Spähangriffe über Schall

Bonn · Jemand greift auf den PC zu, obwohl der nicht am Internet hängt. Was unmöglich klingt, haben Forscher jüngst vorgemacht. Ihnen ist der Datenaustausch über Mikrofon und Lautsprecher gelungen.

Wenn er Edward Snowden besucht, legt Glenn Greenwald sein Handy in den Kühlschrank. Der Journalist, der dem amerikanischen Informatiker bei der Aufdeckung der weltweiten Massenüberwachung durch den US-Geheimdienst NSA hilft, schützt sich zudem vor möglichen Spionageangriffen, in dem er einen Laptop nutzt, der keinen Internetanschluss besitzt. So erzählt es der 47-Jährige in seinem kürzlich erschienen Buch über den NSA-Skandal. Doch künftig könnten Geheimdienste Greenwald und andere Besitzer von sensiblen Daten auch abseits von Funk und Internet ausspionieren.

Ein Traum für Spione

Forschern des Fraunhofer-Instituts für Kommunikation und Informationsverarbeitung ist es erstmals gelungen, handelsübliche Laptops unerkannt über standardmäßig verbaute Lautsprecher und Mikrofone kommunizieren zu lassen. Grundlage für den unerkannten Datenaustausch sind Schallfrequenzen, die das menschliche Gehör nicht mehr wahrnimmt. "Sie können sogar Musik über den Rechner laufen lassen, während über den Lautsprecher verdeckt Daten abfließen", erläutert Informatiker Michael Hanspach. "In unserem Experiment konnten jeweils zwei Rechner im Abstand von 20 Metern Daten austauschen", erklärt Hanspach. Die Technik, an der er und sein Kollege Michael Goetz basteln, ermögliche Geschwindigkeiten von 20 Bit pro Sekunden, etwa so schnell wie Telefonmodems aus den 1980er-Jahren. Über ihre Technik könnten sich mehrere Rechner selbst zu einem Netzwerk organisieren und so auch größere Distanzen überwinden. Grenzen setzten derzeit noch physische Barrieren, wie etwa Wände und größere Möbel. Aber auch dieses Problem sei in naher Zukunft zu lösen, so die Forscher. Die Forscher wollen mit ihrer Arbeit vor möglichen Risiken warnen: "Uns ging es darum, zu zeigen, dass es möglich ist. Weil es funktioniert, kann es bereits im Verborgenen Schadsoftware geben, die das Verfahren nutzt oder es wird sie in naher Zukunft geben", sagt Hanspach. Diese könne etwa unbemerkt Daten zwischen Rechnern verschicken. Um die Signale aufzuspüren, hat das Team inzwischen einen speziellen Scanner entwickelt.

Unerhörte Gefahren

Zwar sei die Existenz eines Audio-Trojaners bislang nicht bekannt. Doch die Technik werde zunehmend interessant, wenn Geheimdienste und Kriminelle besonders abgeschirmte Unternehmensbereiche, aber auch kritische Infrastrukturen wie Kraftwerke oder militärische Einrichtungen ausspähen wollen. Für diese wäre die Gefahr immens, die von einem Audio-Virennetzwerk ausginge. "Smartphones und Tablets wären mit unserer Akustiktechnik die schwächsten Ziele, denn die werden ständig herumgetragen", erklärt Hanspach. Sobald sie in die Nähe eines Bürorechners kämen, der Teil eines Akustiknetzwerks ist, sei ein Zugriff möglich.

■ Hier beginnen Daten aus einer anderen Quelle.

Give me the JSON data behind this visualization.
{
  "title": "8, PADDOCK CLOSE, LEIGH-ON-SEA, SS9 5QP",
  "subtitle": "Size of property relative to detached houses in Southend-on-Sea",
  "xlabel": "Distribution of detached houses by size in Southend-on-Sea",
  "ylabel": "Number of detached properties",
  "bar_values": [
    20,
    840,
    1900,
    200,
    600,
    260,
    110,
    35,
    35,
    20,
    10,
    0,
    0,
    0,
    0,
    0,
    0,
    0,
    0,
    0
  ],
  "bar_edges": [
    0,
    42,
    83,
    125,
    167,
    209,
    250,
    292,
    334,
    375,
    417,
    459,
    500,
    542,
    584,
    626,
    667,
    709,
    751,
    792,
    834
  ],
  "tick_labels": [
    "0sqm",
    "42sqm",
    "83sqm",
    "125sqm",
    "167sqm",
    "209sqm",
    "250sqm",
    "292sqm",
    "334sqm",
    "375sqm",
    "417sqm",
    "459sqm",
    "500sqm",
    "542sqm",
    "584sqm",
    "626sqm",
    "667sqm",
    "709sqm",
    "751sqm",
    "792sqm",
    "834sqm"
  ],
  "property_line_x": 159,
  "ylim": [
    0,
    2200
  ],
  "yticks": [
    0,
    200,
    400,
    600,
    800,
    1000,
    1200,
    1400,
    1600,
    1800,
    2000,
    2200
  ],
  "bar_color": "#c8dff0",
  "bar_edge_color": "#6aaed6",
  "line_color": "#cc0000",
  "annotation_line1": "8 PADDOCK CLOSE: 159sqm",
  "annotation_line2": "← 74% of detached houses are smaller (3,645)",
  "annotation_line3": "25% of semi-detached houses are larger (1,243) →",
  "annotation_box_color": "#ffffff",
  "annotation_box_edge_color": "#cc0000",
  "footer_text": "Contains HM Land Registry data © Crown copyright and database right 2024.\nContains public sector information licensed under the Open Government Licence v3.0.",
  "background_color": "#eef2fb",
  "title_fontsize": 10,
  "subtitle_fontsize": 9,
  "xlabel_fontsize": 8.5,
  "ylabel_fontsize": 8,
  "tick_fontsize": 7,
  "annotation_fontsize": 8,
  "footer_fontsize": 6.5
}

Doch wie realistisch ist augenblicklich die Gefahr, sich auf dem Bürorechner oder dem Laptop zuhause einen Akustik-Virus einzufangen? Die Antiviren-Softwarefirma GDATA gibt Entwarnung: "Wir sehen wir derzeit noch kein Bedrohungsszenario durch einen Virus, der über Schall kommuniziert." Wer auf Nummer sicher gehen will, könne ja Lautsprecher und Mikrofon abschalten.